Education, Obedience & Opportunity: A Different Conversation About Success
By ALICE MPESHE
The Classroom & the Marketplace
FOR generations, formal education has been presented as the surest pathway to opportunity, stability and social mobility. Children are taught from an early age that success begins with good grades, continues through higher education and ultimately culminates in secure employment.
Yet an increasingly vocal school of thought argues that this traditional formula deserves closer examination. Its proponents contend that while schools excel at teaching literacy, numeracy and professional knowledge, they may be less successful in nurturing creativity, entrepreneurial thinking and financial independence.
The debate is not whether education matters. It is whether the current educational model adequately prepares young people for a rapidly changing economic world.
The Discipline Education Demands
Schools are structured around routines. Students learn to follow timetables, obey authority, complete assignments within deadlines and work within established rules.
These habits are valuable. They cultivate discipline, responsibility and consistency—qualities every society requires.
Critics, however, argue that these same structures may unintentionally discourage experimentation. They believe that constant emphasis on finding the “correct answer” can make students hesitant to challenge conventional thinking or embrace uncertainty, both of which are essential qualities for innovation and entrepreneurship.
According to this perspective, schools often reward conformity more readily than originality.
Experience as an Alternative Teacher
Supporters of practical learning frequently ask a simple question: What if young people gained real-world experience much earlier?
Someone who begins learning a trade, running a small business or working within an industry during adolescence may accumulate years of practical knowledge before many of their peers complete university.
Such experience can provide lessons that no classroom fully replicates—negotiating with customers, managing money, recovering from failure and adapting to changing markets.
Experience, they argue, is itself an education.
Employment Versus Enterprise
Modern economies depend on employees, professionals, entrepreneurs and innovators alike.
Nevertheless, critics contend that formal education has historically been more closely aligned with preparing people for employment than ownership.
Most students are taught how to qualify for jobs, but relatively few receive comprehensive instruction in wealth creation, investing, business ownership or financial literacy.
As a result, many graduates enter the labour market highly educated but financially inexperienced.
Questioning the Definition of Success
For many people, success has become a predictable sequence: school, university, employment and retirement.
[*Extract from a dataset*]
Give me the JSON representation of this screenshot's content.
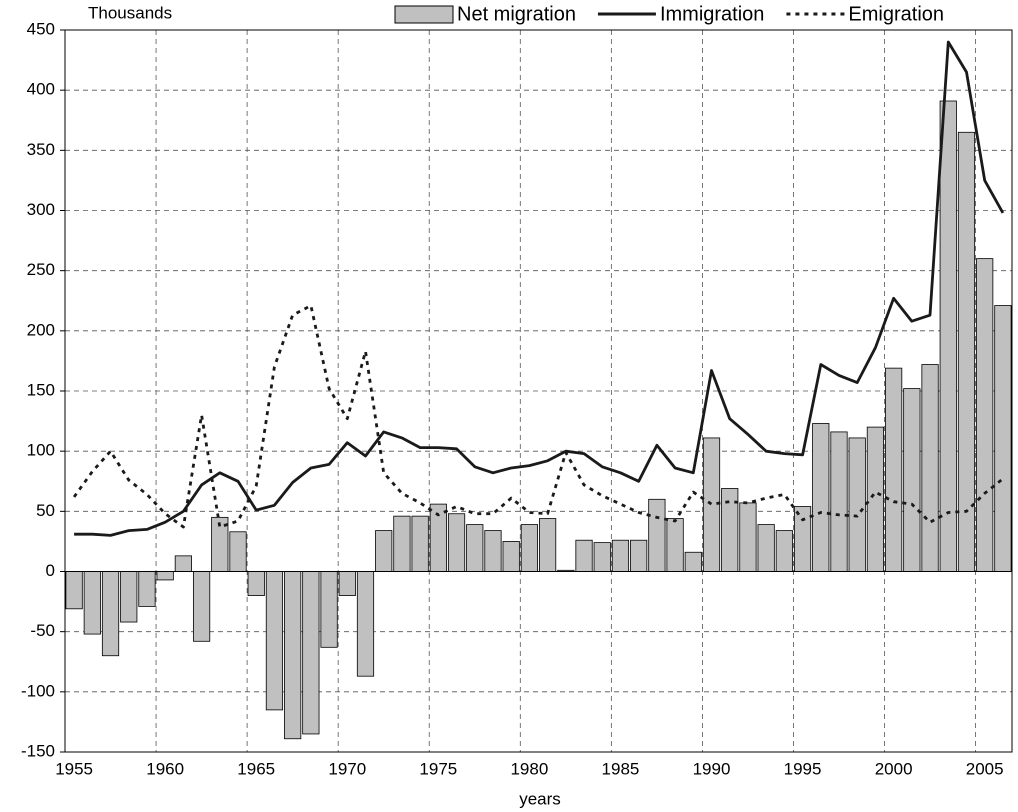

While this path has produced countless professionals who contribute immensely to society, others question whether it should remain the only accepted model.
They argue that genuine education should empower individuals to think independently, solve problems creatively and create opportunities rather than simply seek them.
The objective, they suggest, should not be choosing between education and entrepreneurship, but combining intellectual knowledge with practical experience.
A Broader Lesson
Perhaps the real issue is not that schools exist, but that education itself should evolve.
Young people need academic excellence, ethical values, emotional intelligence, financial literacy, technological competence and entrepreneurial confidence.
Knowledge remains indispensable.
But knowledge that is never applied can become little more than stored information.
Likewise, ambition without education risks becoming uninformed enthusiasm.
The future may belong not to those who reject school, nor to those who rely on certificates alone, but to those who continually learn while courageously building, creating and adapting.